Xavier shifted his attention back to the books. He had little time. The business accountant would be here soon. Xavier would learn everything he could before dawn - and then the accountant’s employment would be suspended until things improved. He would take over. He would manage.
Xavier suddenly realized that tonight was the first time his mother had not worn black - indeed, she had worn white. But why this night?
Then he understood.
He was now exactly who she wanted him to be.
There had been another Florentine war in the shadows, one that spanned his entire life - and a Queen Sacrifice had led to a checkmate. In the very moment Xavier declared his manhood, supposedly securing his independence, Madame had won.
But in the end, it did not matter. The river was indiscernible, opaque even a foot below its surface, and - in its depths, at its heart - as mercilessly cold as newly melted ice.
The river knew what it had to do.
Jake, 1832
Chapter Two
Fifty-Six Years Later
Jacob Esau Loring, Jake to his friends, was an American student in Paris. He was eighteen years-old and could be dead before night’s end tomorrow. He was the leader of a revolutionary cell composed of fellow students at the elite school of Louis-le-Grand, located in the heart of the Latin Quarter of the left-bank.
Jake fumbled at the latch of the casement window, in the dormitory room he shared with his roommate Franck. He tried to open it quietly, but it was impossible. Although Louis-le-Grand was undoubtedly the best school in the world for young men aged eleven to eighteen, it was built in 1563, and, most likely, he tugged at the original latch.
“To hell with it,” he said in English, and threw open the window, mindless of the ensuing noise.
“Jake! Be careful! Are you mad?” Franck spat from the darkness.
“So no one gets warm at night? It’s June, Franck. A thousand windows are being thrown open as we speak.”
Jake leaned out the window. There was no sill, and a look downward offered a four-story drop to the cobblestone courtyard below, encircled on four sides by the school. All of the student dormitories overlooked one of seven internal courtyards, most likely to prevent precisely this sort of maneuver. But Jake was a crafty, in
dustrious Yankee and he would not be caged so easily. He had escaped a hundred times, or what seemed like a hundred times, and tonight would be no different.
He looked up and saw the eaves of the roof, or rather darkness where it blotted out the ochre clouds, dimly lit by the lights of the city. He brought out his rope, widened the lasso, and threw it as hard as he could at the top of the attic window. It didn’t catch, so he pulled the rope back in to try again.
“Jake.”
“What?”
“This is quite serious, isn’t it? What we are doing.”

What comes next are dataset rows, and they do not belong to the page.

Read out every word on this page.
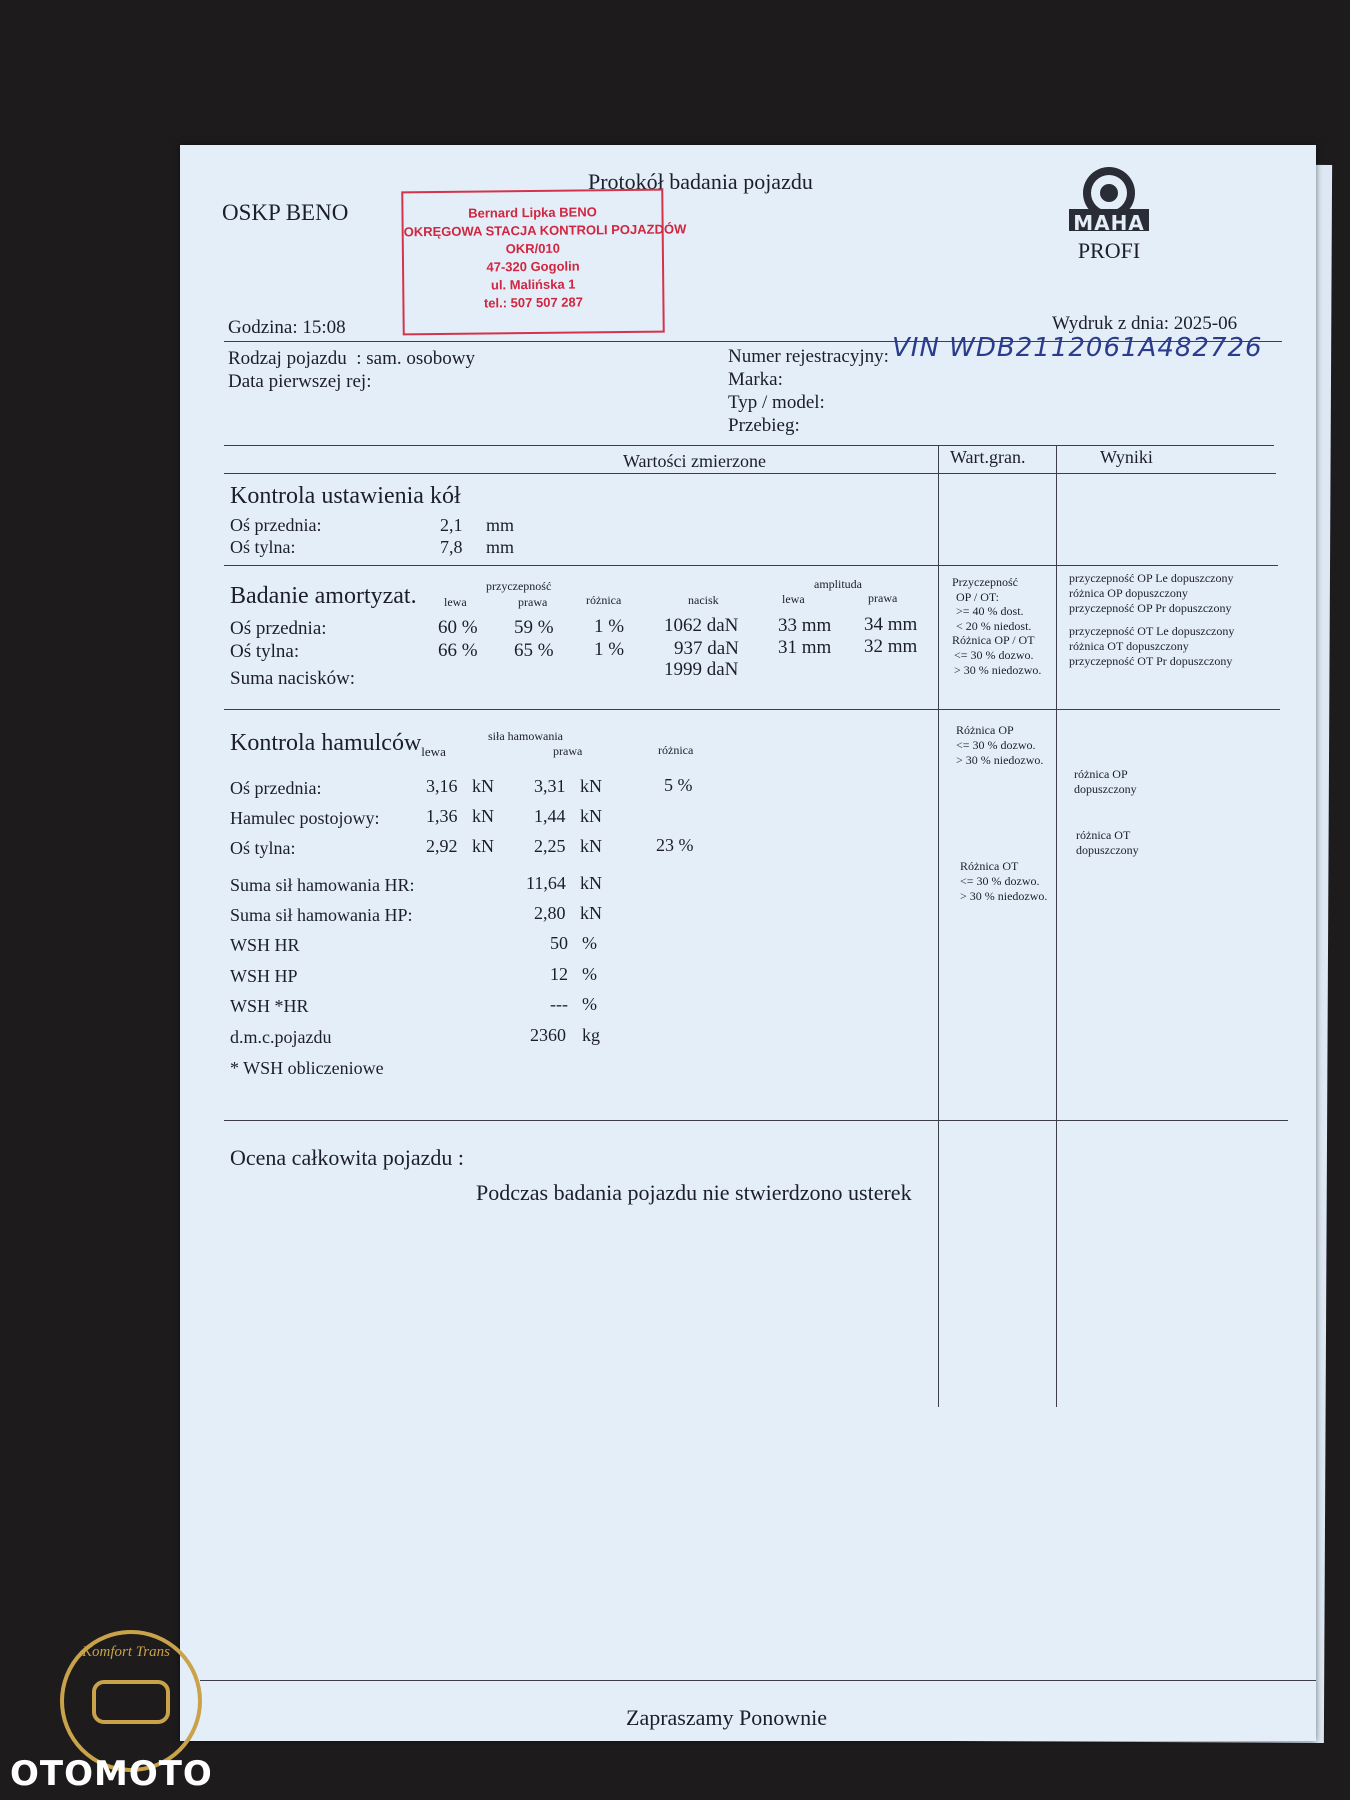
OSKP BENO
Protokół badania pojazdu
Bernard Lipka BENO
OKRĘGOWA STACJA KONTROLI POJAZDÓW
OKR/010
47-320 Gogolin
ul. Malińska 1
tel.: 507 507 287
MAHA
PROFI
Godzina: 15:08	Wydruk z dnia: 2025-06
Rodzaj pojazdu : sam. osobowy
Data pierwszej rej:
Numer rejestracyjny: VIN WDB2112061A482726
Marka:
Typ / model:
Przebieg:
Wartości zmierzone	Wart.gran.	Wyniki
Kontrola ustawienia kół
Oś przednia:	2,1 mm
Oś tylna:	7,8 mm
Badanie amortyzat.	przyczepność
lewa	prawa	różnica	nacisk
amplituda
lewa	prawa
Oś przednia:	60 % 59 % 1 % 1062 daN 33 mm 34 mm
Oś tylna:	66 % 65 % 1 %	937 daN 31 mm 32 mm
Suma nacisków:	1999 daN
Przyczepność
OP / OT:
>= 40 % dost.
< 20 % niedost.
Różnica OP / OT
<= 30 % dozwo.
> 30 % niedozwo.
przyczepność OP Le dopuszczony
różnica OP dopuszczony
przyczepność OP Pr dopuszczony
przyczepność OT Le dopuszczony
różnica OT dopuszczony
przyczepność OT Pr dopuszczony
Kontrola hamulców$_{lewa}$
siła hamowania
prawa	różnica
Oś przednia:	3,16 kN 3,31 kN	5 %
Hamulec postojowy:	1,36 kN 1,44 kN
Oś tylna:	2,92 kN 2,25 kN	23 %
Suma sił hamowania HR:	11,64 kN
Suma sił hamowania HP:	2,80 kN
WSH HR	50 %
WSH HP	12 %
WSH *HR	--- %
d.m.c.pojazdu	2360 kg
* WSH obliczeniowe
Różnica OP
<= 30 % dozwo.
> 30 % niedozwo.
Różnica OT
<= 30 % dozwo.
> 30 % niedozwo.
różnica OP
dopuszczony
różnica OT
dopuszczony
Ocena całkowita pojazdu :
Podczas badania pojazdu nie stwierdzono usterek
Zapraszamy Ponownie
Komfort Trans
OTOMOTO
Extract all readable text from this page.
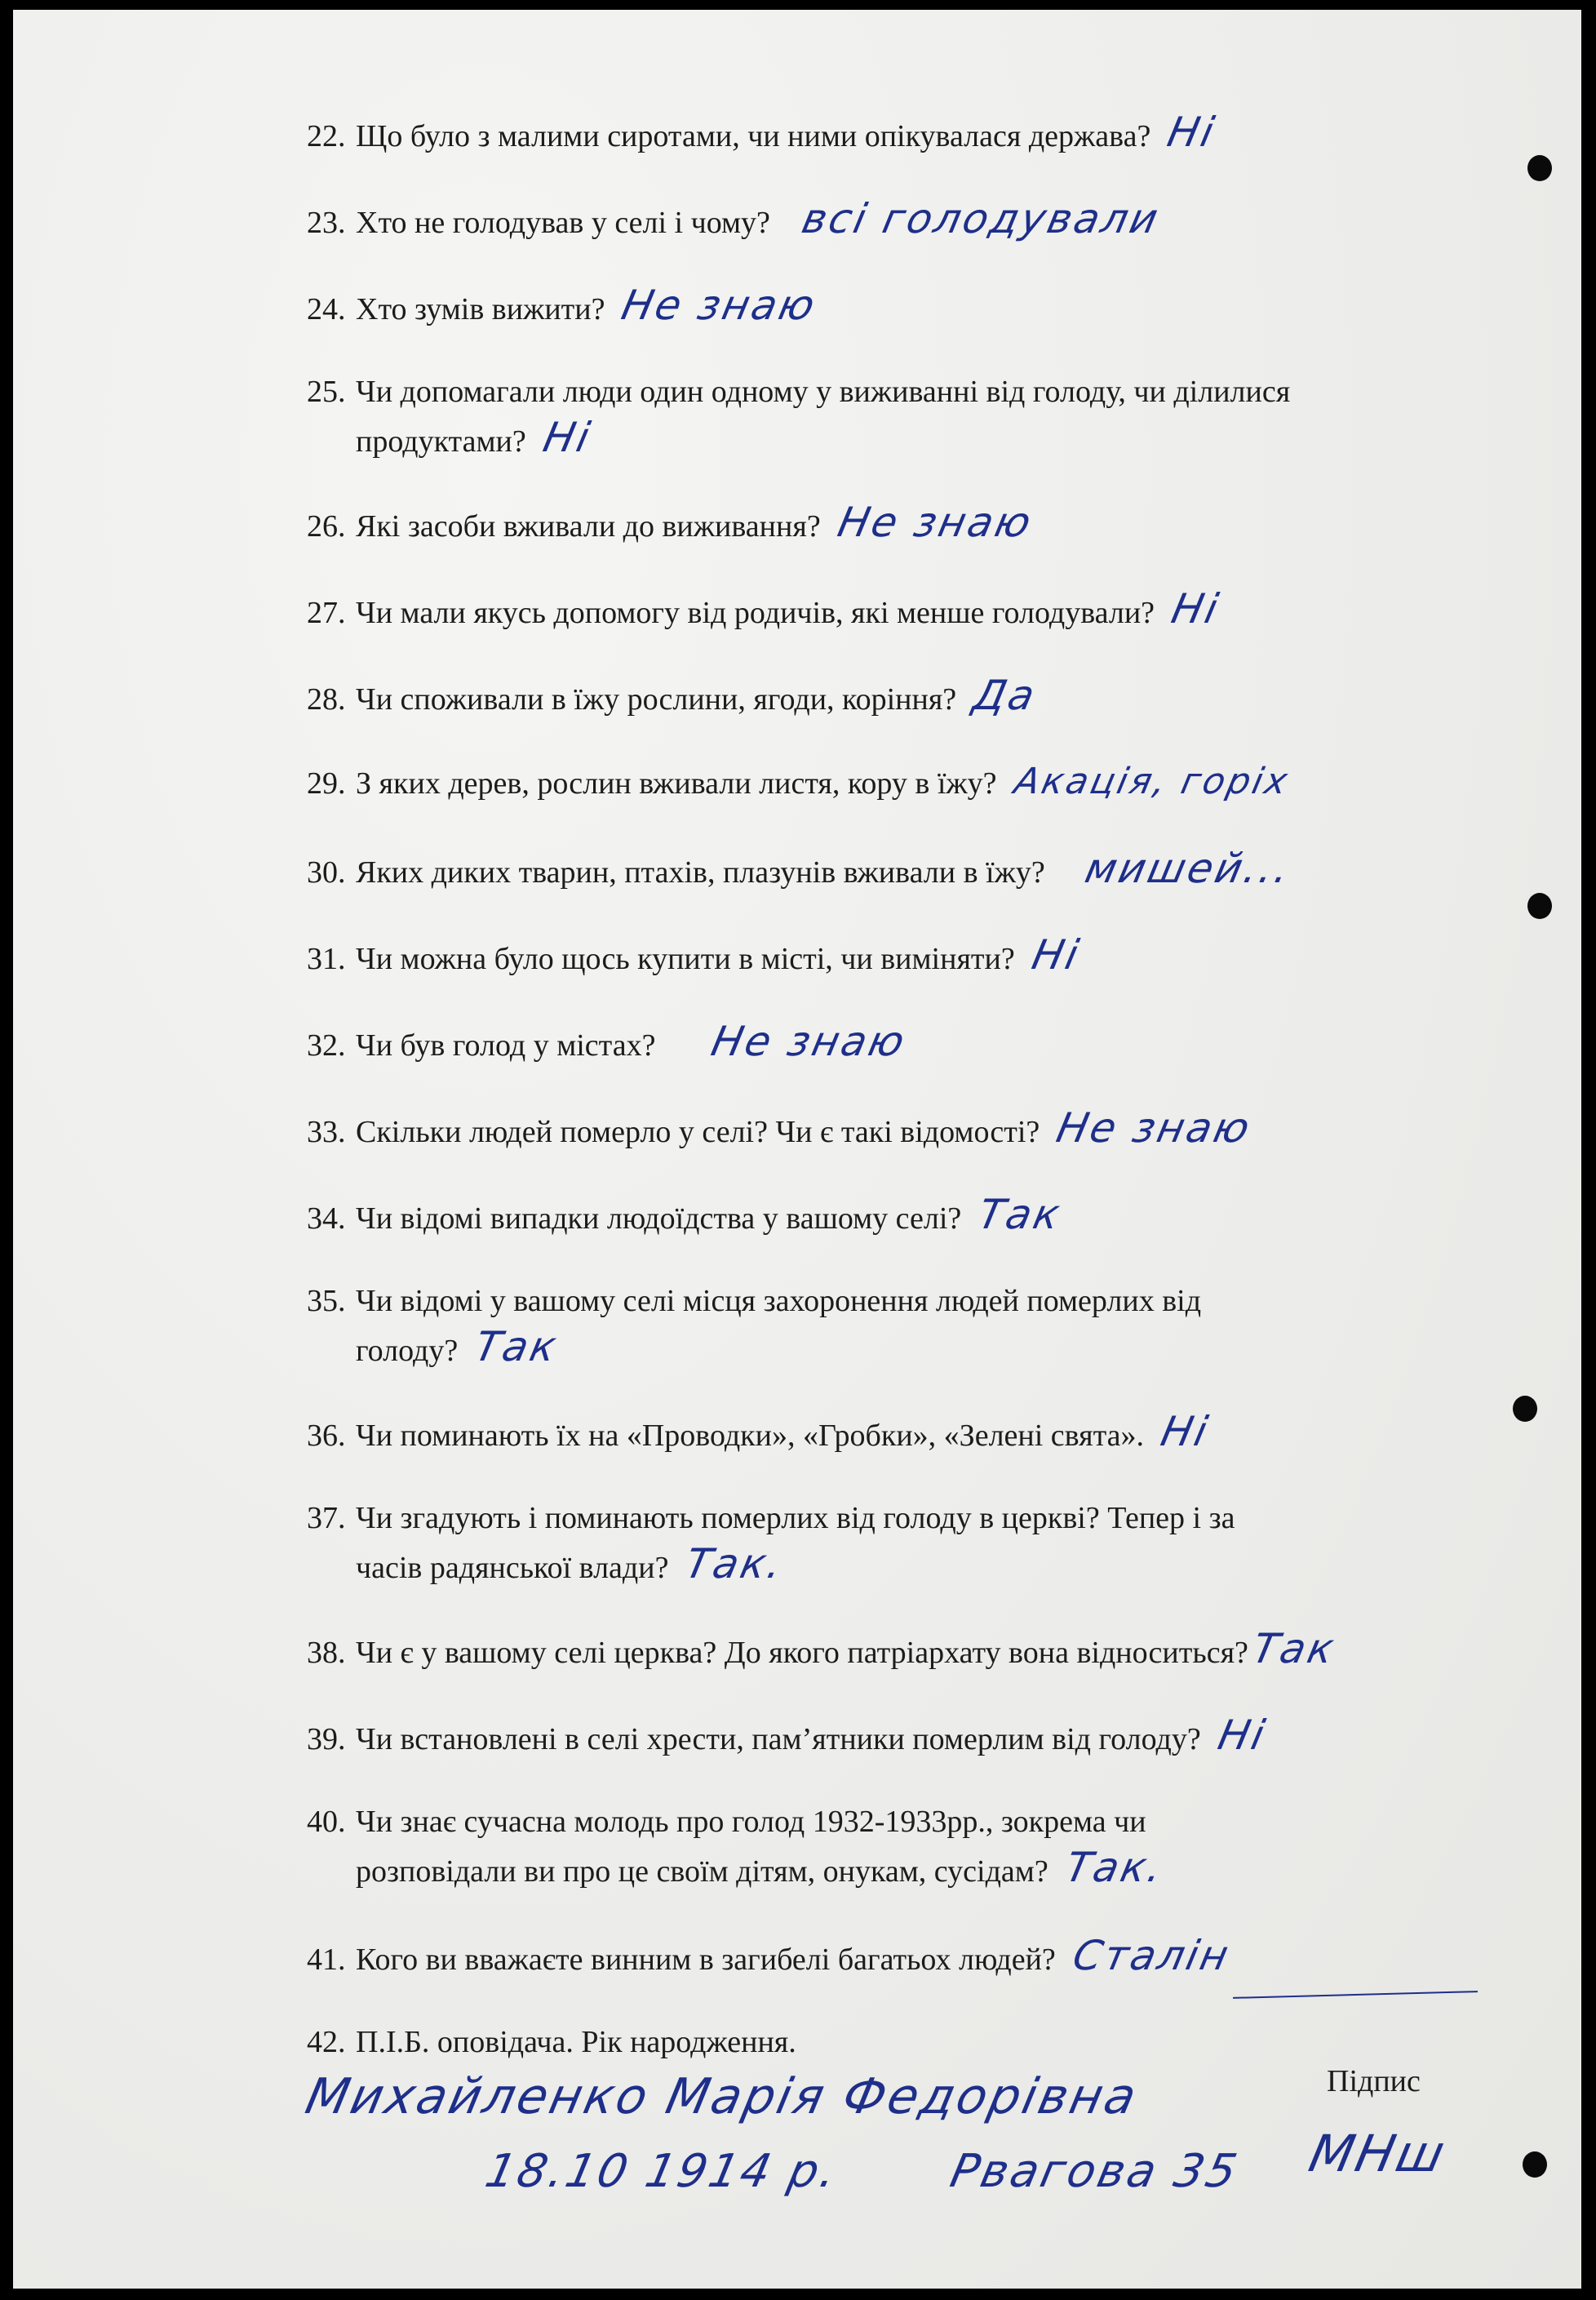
22. Що було з малими сиротами, чи ними опікувалася держава? Ні
23. Хто не голодував у селі і чому? всі голодували
24. Хто зумів вижити? Не знаю
25. Чи допомагали люди один одному у виживанні від голоду, чи ділилися
продуктами? Ні
26. Які засоби вживали до виживання? Не знаю
27. Чи мали якусь допомогу від родичів, які менше голодували? Ні
28. Чи споживали в їжу рослини, ягоди, коріння? Да
29. З яких дерев, рослин вживали листя, кору в їжу? Акація, горіх
30. Яких диких тварин, птахів, плазунів вживали в їжу? мишей...
31. Чи можна було щось купити в місті, чи виміняти? Ні
32. Чи був голод у містах? Не знаю
33. Скільки людей померло у селі? Чи є такі відомості? Не знаю
34. Чи відомі випадки людоїдства у вашому селі? Так
35. Чи відомі у вашому селі місця захоронення людей померлих від
голоду? Так
36. Чи поминають їх на «Проводки», «Гробки», «Зелені свята». Ні
37. Чи згадують і поминають померлих від голоду в церкві? Тепер і за
часів радянської влади? Так.
38. Чи є у вашому селі церква? До якого патріархату вона відноситься?Так
39. Чи встановлені в селі хрести, пам’ятники померлим від голоду? Ні
40. Чи знає сучасна молодь про голод 1932-1933рр., зокрема чи
розповідали ви про це своїм дітям, онукам, сусідам? Так.
41. Кого ви вважаєте винним в загибелі багатьох людей? Сталін
42. П.І.Б. оповідача. Рік народження.
Підпис
Михайленко Марія Федорівна
18.10 1914 р. Рвагова 35 МНш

“Yes, it is. Serious, but worthy.”
“I know it’s worthy.” Franck said, rather downcast.
Jake turned to him, “This is the adventure of our lifetime. We’ve found ourselves at the center of the universe, at the perfect time and at the right age, to restore the rights of man. Our actions will resonate through history. Think of it.”
The rope finally caught on Jake’s third try - the fewest tries ever. Jake grabbed the rope with both hands and tugged. “Be back soon,” he said, as he began to climb.
“Jake!” said Franck in a loud whisper. Jake stopped and turned to look at him. Franck grinned, “Pour les droits de l’homme!”
For the rights of man.
Jake smiled back, “Pour les droits de l’homme, mon ami!” and, with that, began to climb. He reached the lead and slate roof and went flat. Moving on all fours and distributing his weight, he maneuvered behind the attic window which angled up sharply from the roof. He pulled the rope up, carefully coiling it for the return trip.
He let his eyes adjust before making his way to the peak of the roof. He turned, straightened, and looked around. Louis-le-Grand was near the top of the south hills leading to the huge church of Sainte-Geneviève - called the Panthéon when leftists were in charge. In the opposite direction, the lights of Paris stretched out beneath the school like a bowl of yellow stars. He turned, straightened, and carefully walked down the length of the roof. It was a slow journey of hundreds of feet.
Jake heard Franck attempt a bird call. As usual, it was quite wretched. Jake smiled.